Casting directors from both Paramount and Universal saw her performance and offered her screen tests. She wound up signing a seven-year contract with Universal: $125 a week to start, with singing and acting lessons included.

Stuart’s union activities began while making Whale’s 1932 horror comedy “The Old Dark House” with Boris Karloff and Melvyn Douglas.

“All of us were just exhausted by the long hours, and Melvyn Douglas leaned over to me in this theatrical way,” she recalled in a 1998 Los Angeles Times interview. “He whispered the word ‘union’ in my ear. And I thought, ‘Yes!’ ”

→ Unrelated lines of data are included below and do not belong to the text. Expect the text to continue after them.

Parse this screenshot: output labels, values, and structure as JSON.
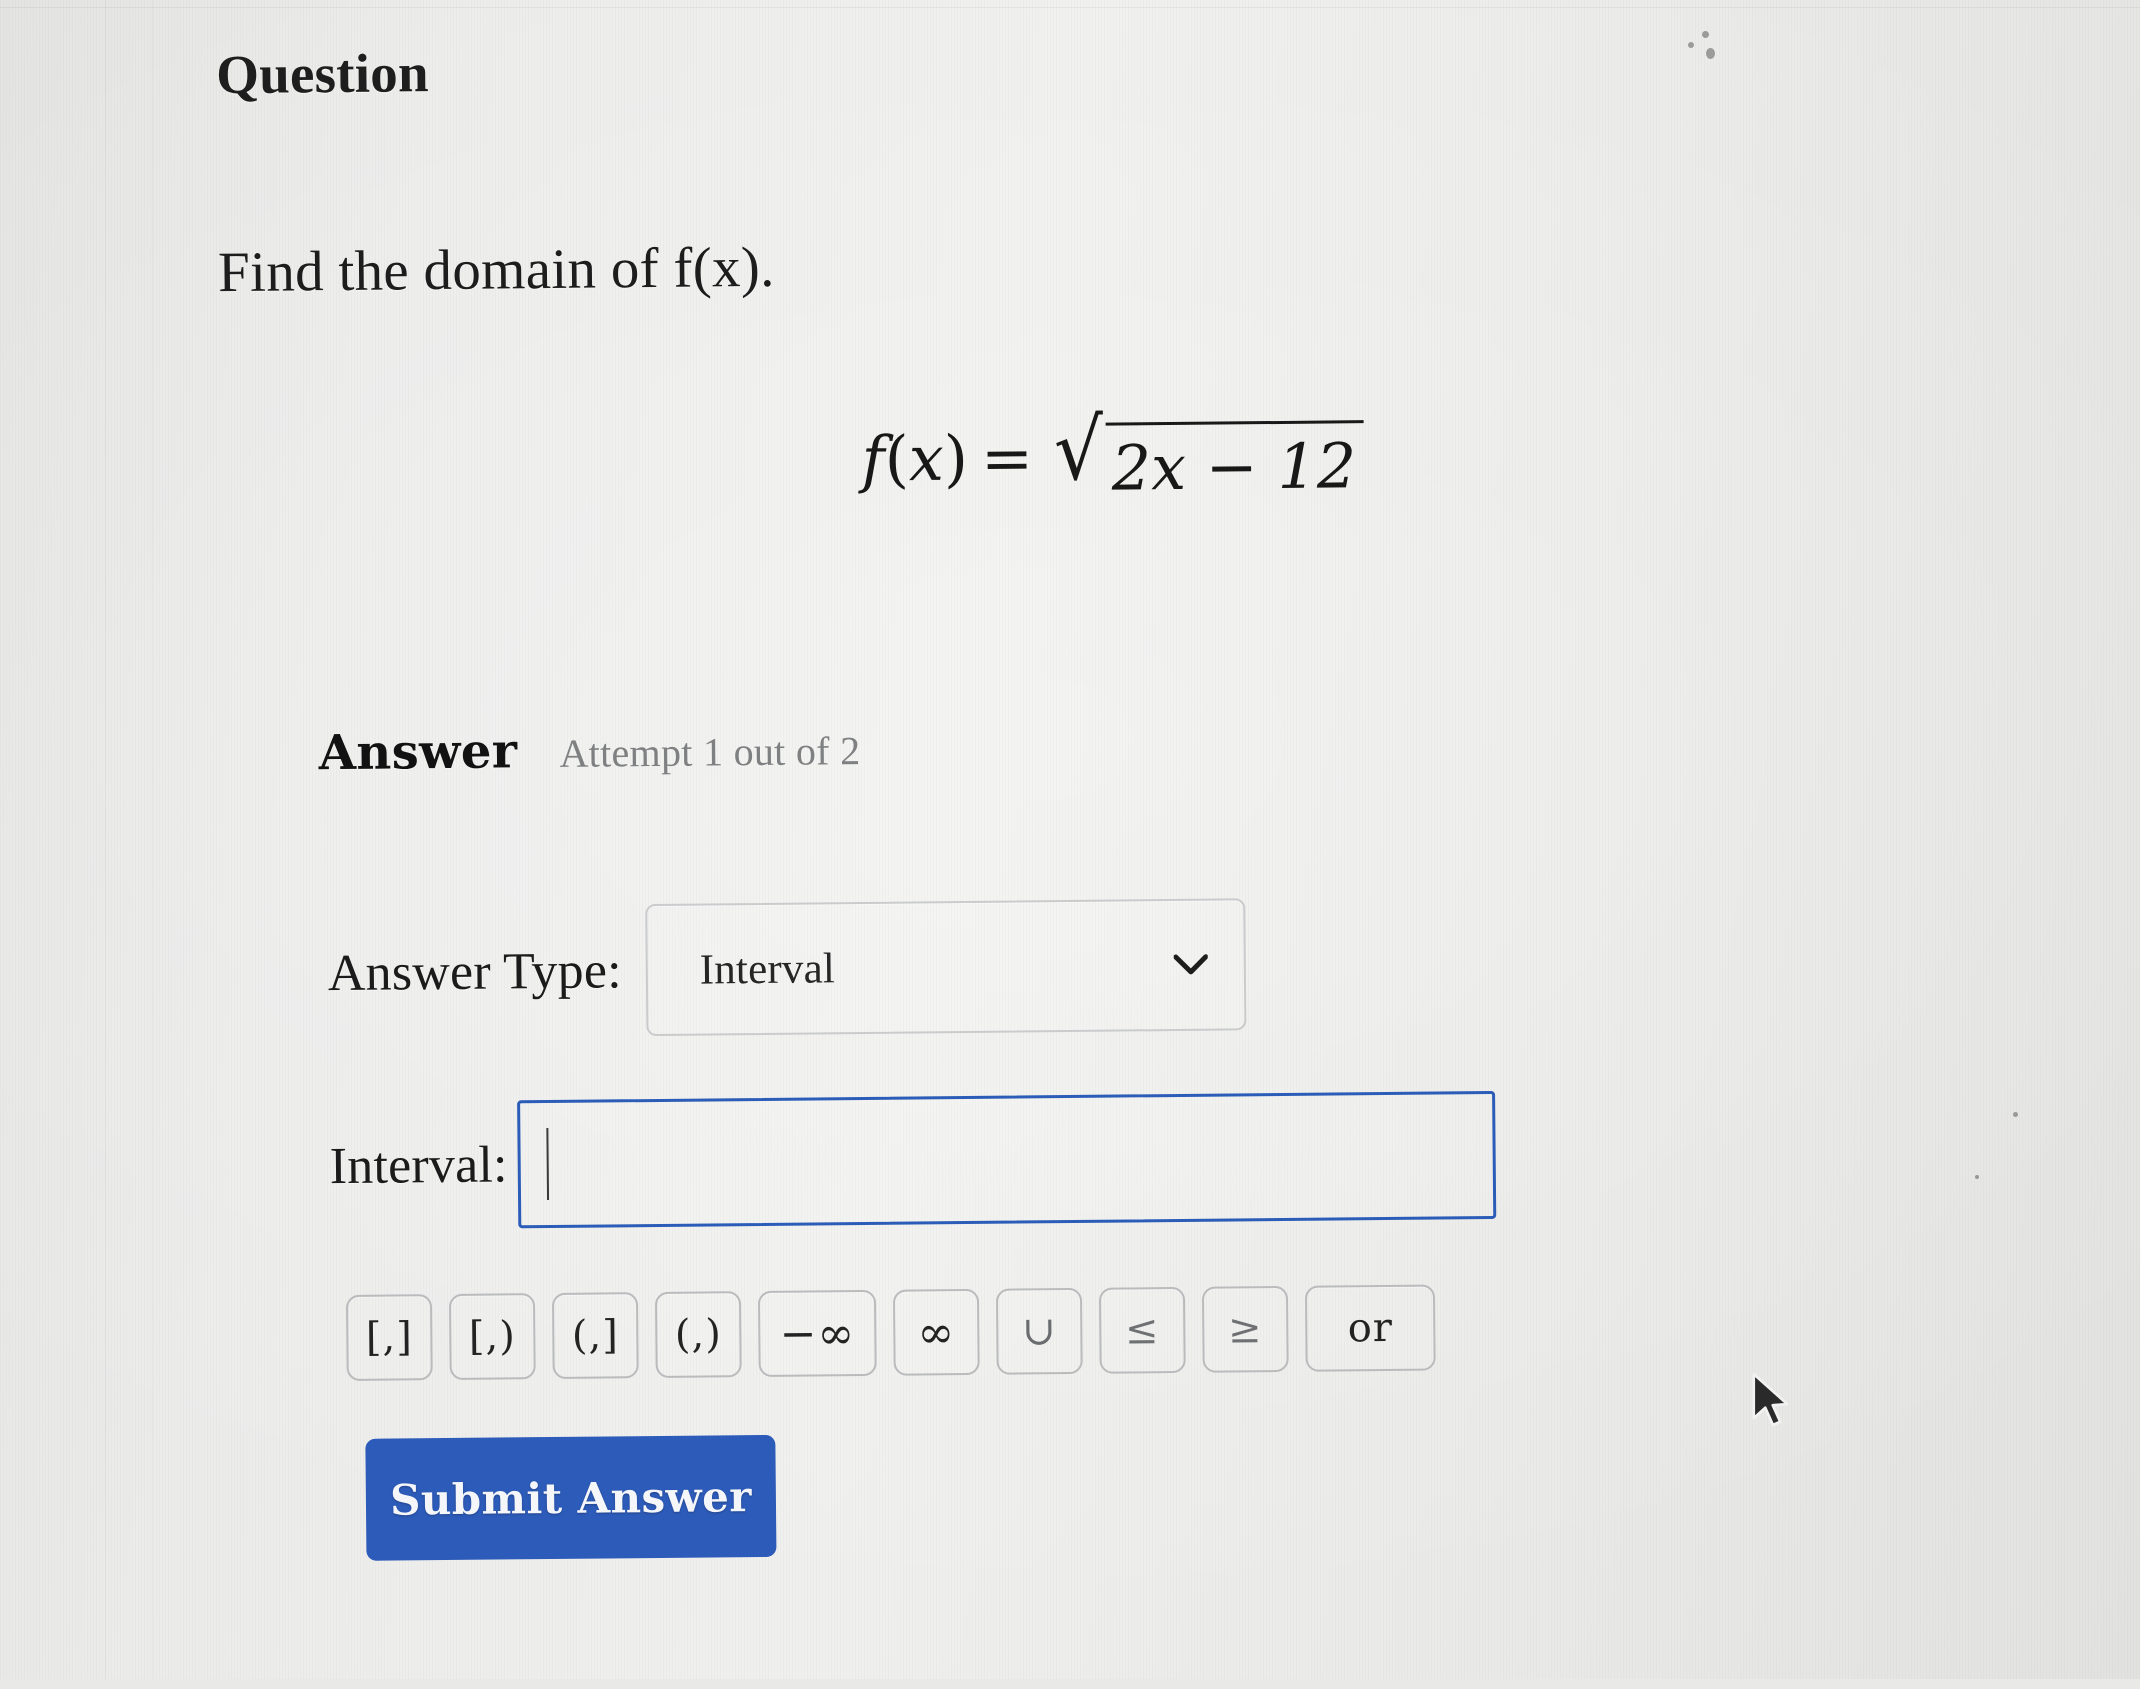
{
  "page": {
    "heading": "Question",
    "prompt": "Find the domain of f(x)."
  },
  "formula": {
    "lhs_f": "f",
    "lhs_open": "(",
    "lhs_var": "x",
    "lhs_close": ")",
    "equals": "=",
    "radical": "√",
    "radicand": "2x − 12",
    "plain": "f(x) = √(2x − 12)"
  },
  "answer": {
    "title": "Answer",
    "attempt": "Attempt 1 out of 2",
    "answer_type_label": "Answer Type:",
    "answer_type_value": "Interval",
    "answer_type_options": [
      "Interval"
    ],
    "chevron_icon": "chevron-down-icon",
    "interval_label": "Interval:",
    "interval_value": "",
    "interval_placeholder": ""
  },
  "keypad": {
    "keys": [
      {
        "label": "[,]",
        "name": "key-closed-closed"
      },
      {
        "label": "[,)",
        "name": "key-closed-open"
      },
      {
        "label": "(,]",
        "name": "key-open-closed"
      },
      {
        "label": "(,)",
        "name": "key-open-open"
      },
      {
        "label": "−∞",
        "name": "key-negative-infinity"
      },
      {
        "label": "∞",
        "name": "key-infinity"
      },
      {
        "label": "∪",
        "name": "key-union"
      },
      {
        "label": "≤",
        "name": "key-less-equal"
      },
      {
        "label": "≥",
        "name": "key-greater-equal"
      },
      {
        "label": "or",
        "name": "key-or"
      }
    ]
  },
  "submit": {
    "label": "Submit Answer"
  },
  "colors": {
    "accent_blue": "#2d5bb9",
    "input_focus_border": "#2b5cb8",
    "page_background": "#ececea",
    "text": "#1b1b1b",
    "muted_text": "#7f8082",
    "key_border": "#b9bbbd"
  }
}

At the time, she wrote in her autobiography, “Actors worked unconscionable hours — especially females, because every morning our needs included a great deal of time in hairdressing and makeup. Meals were served at the convenience of the production staff. There was no allotment for travel time, no standard hours between work calls, no pay for overtime or double overtime — what we call golden time. And if an actor under contract refused a role the studio had chosen, he/she was suspended without pay — and the time was added on to the contract!”

Despite stiff studio resistance, the Screen Actors Guild was founded in 1933.

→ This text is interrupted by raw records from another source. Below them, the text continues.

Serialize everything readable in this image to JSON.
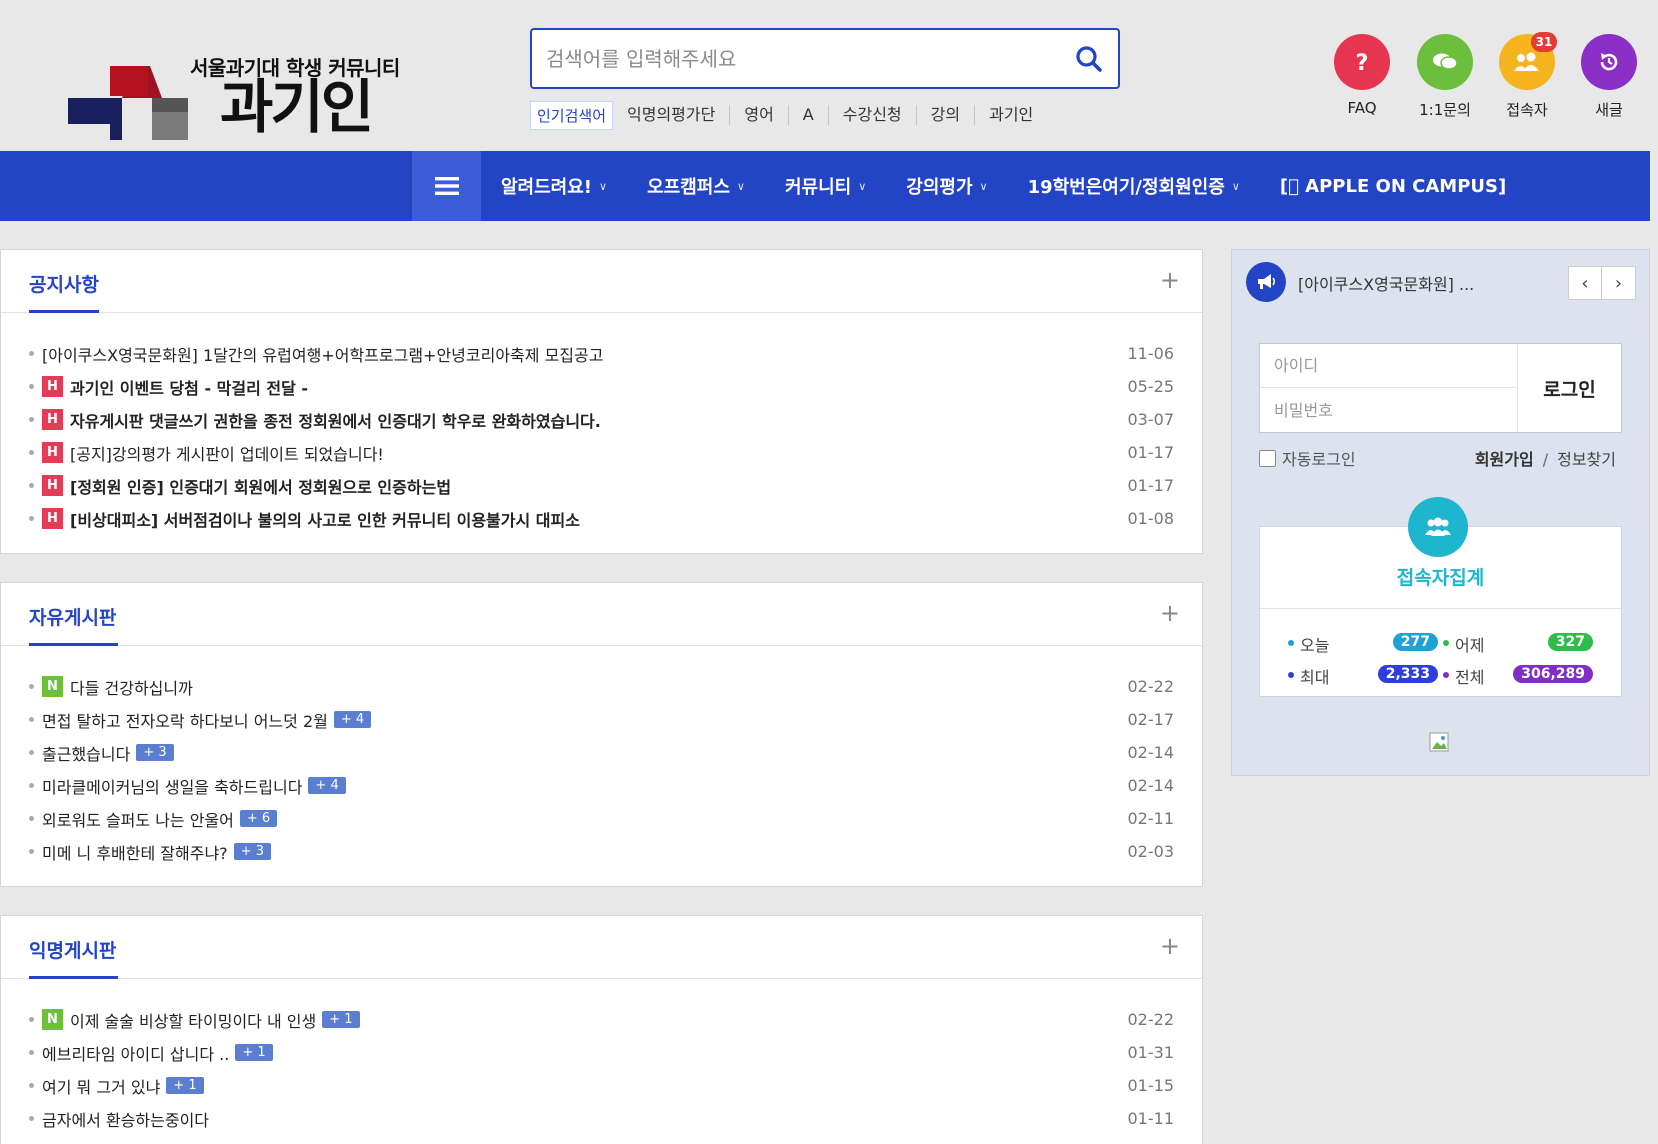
{
  "logo": {
    "subtitle": "서울과기대 학생 커뮤니티",
    "name": "과기인"
  },
  "search": {
    "placeholder": "검색어를 입력해주세요",
    "popular_label": "인기검색어",
    "popular": [
      "익명의평가단",
      "영어",
      "A",
      "수강신청",
      "강의",
      "과기인"
    ]
  },
  "quick_links": [
    {
      "label": "FAQ",
      "icon": "question-icon",
      "color": "#e6354f"
    },
    {
      "label": "1:1문의",
      "icon": "chat-icon",
      "color": "#6cbf3c"
    },
    {
      "label": "접속자",
      "icon": "users-icon",
      "color": "#f5b31e",
      "badge": "31"
    },
    {
      "label": "새글",
      "icon": "history-icon",
      "color": "#8c2fc7"
    }
  ],
  "nav": {
    "items": [
      "알려드려요!",
      "오프캠퍼스",
      "커뮤니티",
      "강의평가",
      "19학번은여기/정회원인증",
      "[ APPLE ON CAMPUS]"
    ]
  },
  "colors": {
    "brand": "#2344c4",
    "hot_tag": "#e43b57",
    "new_tag": "#6cc03a",
    "comment_badge": "#5b7ed0",
    "stats_accent": "#1db6ce"
  },
  "panels": [
    {
      "title": "공지사항",
      "posts": [
        {
          "tag": "",
          "title": "[아이쿠스X영국문화원] 1달간의 유럽여행+어학프로그램+안녕코리아축제 모집공고",
          "bold": false,
          "comments": "",
          "date": "11-06"
        },
        {
          "tag": "H",
          "title": "과기인 이벤트 당첨 - 막걸리 전달 -",
          "bold": true,
          "comments": "",
          "date": "05-25"
        },
        {
          "tag": "H",
          "title": "자유게시판 댓글쓰기 권한을 종전 정회원에서 인증대기 학우로 완화하였습니다.",
          "bold": true,
          "comments": "",
          "date": "03-07"
        },
        {
          "tag": "H",
          "title": "[공지]강의평가 게시판이 업데이트 되었습니다!",
          "bold": false,
          "comments": "",
          "date": "01-17"
        },
        {
          "tag": "H",
          "title": "[정회원 인증] 인증대기 회원에서 정회원으로 인증하는법",
          "bold": true,
          "comments": "",
          "date": "01-17"
        },
        {
          "tag": "H",
          "title": "[비상대피소] 서버점검이나 불의의 사고로 인한 커뮤니티 이용불가시 대피소",
          "bold": true,
          "comments": "",
          "date": "01-08"
        }
      ]
    },
    {
      "title": "자유게시판",
      "posts": [
        {
          "tag": "N",
          "title": "다들 건강하십니까",
          "bold": false,
          "comments": "",
          "date": "02-22"
        },
        {
          "tag": "",
          "title": "면접 탈하고 전자오락 하다보니 어느덧 2월",
          "bold": false,
          "comments": "+ 4",
          "date": "02-17"
        },
        {
          "tag": "",
          "title": "출근했습니다",
          "bold": false,
          "comments": "+ 3",
          "date": "02-14"
        },
        {
          "tag": "",
          "title": "미라클메이커님의 생일을 축하드립니다",
          "bold": false,
          "comments": "+ 4",
          "date": "02-14"
        },
        {
          "tag": "",
          "title": "외로워도 슬퍼도 나는 안울어",
          "bold": false,
          "comments": "+ 6",
          "date": "02-11"
        },
        {
          "tag": "",
          "title": "미메 니 후배한테 잘해주냐?",
          "bold": false,
          "comments": "+ 3",
          "date": "02-03"
        }
      ]
    },
    {
      "title": "익명게시판",
      "posts": [
        {
          "tag": "N",
          "title": "이제 술술 비상할 타이밍이다 내 인생",
          "bold": false,
          "comments": "+ 1",
          "date": "02-22"
        },
        {
          "tag": "",
          "title": "에브리타임 아이디 삽니다 ..",
          "bold": false,
          "comments": "+ 1",
          "date": "01-31"
        },
        {
          "tag": "",
          "title": "여기 뭐 그거 있냐",
          "bold": false,
          "comments": "+ 1",
          "date": "01-15"
        },
        {
          "tag": "",
          "title": "금자에서 환승하는중이다",
          "bold": false,
          "comments": "",
          "date": "01-11"
        }
      ]
    }
  ],
  "sidebar": {
    "notice": "[아이쿠스X영국문화원] ...",
    "prev": "‹",
    "next": "›",
    "login": {
      "id_placeholder": "아이디",
      "pw_placeholder": "비밀번호",
      "button": "로그인",
      "auto_login": "자동로그인",
      "join": "회원가입",
      "separator": "/",
      "find": "정보찾기"
    },
    "stats": {
      "title": "접속자집계",
      "items": [
        {
          "label": "오늘",
          "value": "277",
          "color": "#1da1d6"
        },
        {
          "label": "어제",
          "value": "327",
          "color": "#2ebd4a"
        },
        {
          "label": "최대",
          "value": "2,333",
          "color": "#2d3fd8"
        },
        {
          "label": "전체",
          "value": "306,289",
          "color": "#7f2fc4"
        }
      ]
    }
  },
  "ui": {
    "panel_more": "+"
  }
}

Discovering that she “took to politics like a duck to water,” Stuart helped form the Hollywood Anti-Nazi League in 1936, the same year she and writer Dorothy Parker helped organize the League to Support the Spanish War Orphans. She also became a member of the Hollywood Democratic Committee and was on the executive board of the California State Democratic Committee.

Stuart’s fledgling movie career took a toll on her marriage to Newell and they divorced. In 1934, she married screenwriter Arthur Sheekman, with whom she had her daughter Sylvia.

Stuart, whose career at Universal failed to take off, signed with 20th Century Fox in 1935.

After Fox declined to renew her contract in 1939, she acted in summer theater on the East Coast and made a failed attempt at Broadway before returning to Hollywood and turning her creative energies into the art of decoupage. She opened a shop on La Cienega Boulevard called Décor Ltd., which lasted more than four years.

In 1954, inspired by an exhibition of Impressionist paintings in Paris, she began painting. Her first one-woman show, at the Hammer Galleries in New York in 1961, was a critical hit. Art News called her “a deft primitive with a beguiling variety of subjects.” She went on to have exhibits in major galleries.

In 1975, four years after her husband was stricken with Alzheimer’s disease, Stuart decided to return to acting. From 1975 to 1988, she had about a dozen minor roles on TV and in movies, including dancing with Peter O’Toole in a nightclub scene in the 1982 film “My Favorite Year.”

As her husband became ill, Stuart began taking classes in bonsai. She became an honored member of local bonsai clubs, and her trees are in the bonsai collection at the Huntington Library, Art Collections and Botanical Gardens in San Marino.

Five years after Sheekman’s death in 1978, Stuart renewed a friendship with an old friend from her college years: Ward Ritchie, who had become a world-renowned master printer. The friendship quickly grew into an autumn romance. From Ritchie, Stuart developed an interest in fine letter-press printing and bought her own hand press.

She devoted much of her time to designing and printing artists’ books (handmade, letter-press printed books in limited editions, with her own artwork and writing). Her work is in the J. Paul Getty Museum in Los Angeles, the Metropolitan Museum of Art in New York City, the Victoria and Albert Museum in London and other museums.

About four months after Ritchie’s death in 1996 at 91, Stuart received a call from James Cameron’s casting director, Mali Finn.

“The next day, Jim came with a video camera,” Stuart told The Times in 1997. “I read for him for about an hour, then I didn’t hear anything, so I wrote him a letter and said, ‘I’ve re-read the script and I should’ve given it a feistier reading.’ I mailed it on Friday and Monday Mali Finn called and said, ‘How would you like to be Old Rose?’ I screamed and hollered.”

Besides her daughter, Stuart is survived by four grandchildren and 12 great-grandchildren.

A private funeral service will be held.